There’s no super-hero drama…here’s the simple version:
My whole martial arts paradigm collapsed.
It started in 1992, on the brink of my second-degree Shotokan black belt.
I served tables in a Holiday Inn restaurant in St. Cloud Minnesota. One of my co-workers chatted with me about my years of karate training, tournaments, and katas. Tim told me that he started Karate Lessons at the University and that they used pressure points.
I scoffed. (That’s ridiculous I thought…)
“Okay—” I said… “show me.”
He lightly grasped two points on my hand, turned my wrist, and WHOOP—my knees buckled….
That’s it.
Everything changed. His little lesson, in the middle of work, was instantly repeatable. I couldn’t not buckle my knees. It worked…every time. It was fairly practical, that little move (there are better, more practical moves)…was at least pretty-darn practical. And it was natural: as much as I tried to not let it buckle my knees, I could only pretend. It worked every time.

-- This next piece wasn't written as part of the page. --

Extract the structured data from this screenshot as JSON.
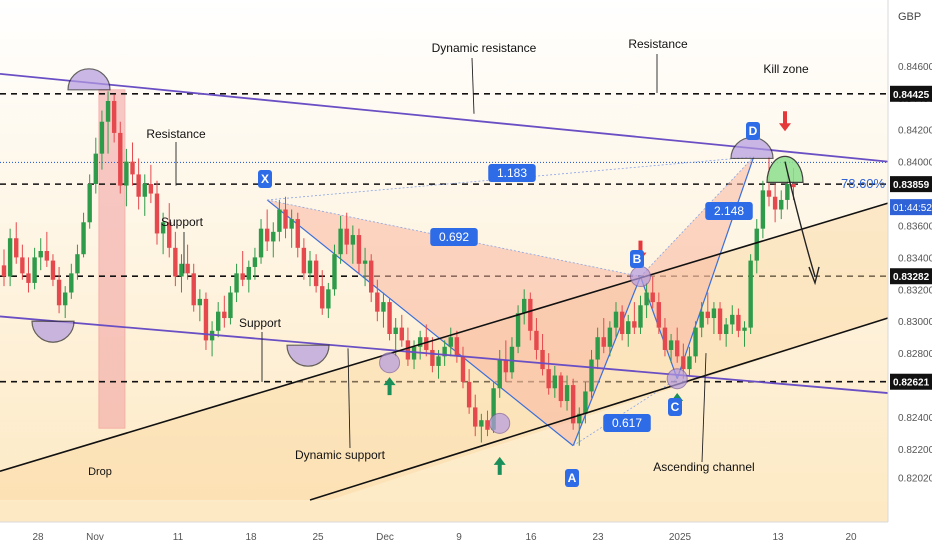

So I went to meet his instructors. I trained with Jack and Beverly Gustafson, at St. Cloud Karate Instruction for roughly a year and half. In 1993 they hosted an Erle Montaigue World Taiji Boxing Workshop. I attended.
My first introduction to Taiji was potent.
That’s how I found It.
What happened to you?
Why did you go looking…and how did you find Taiji?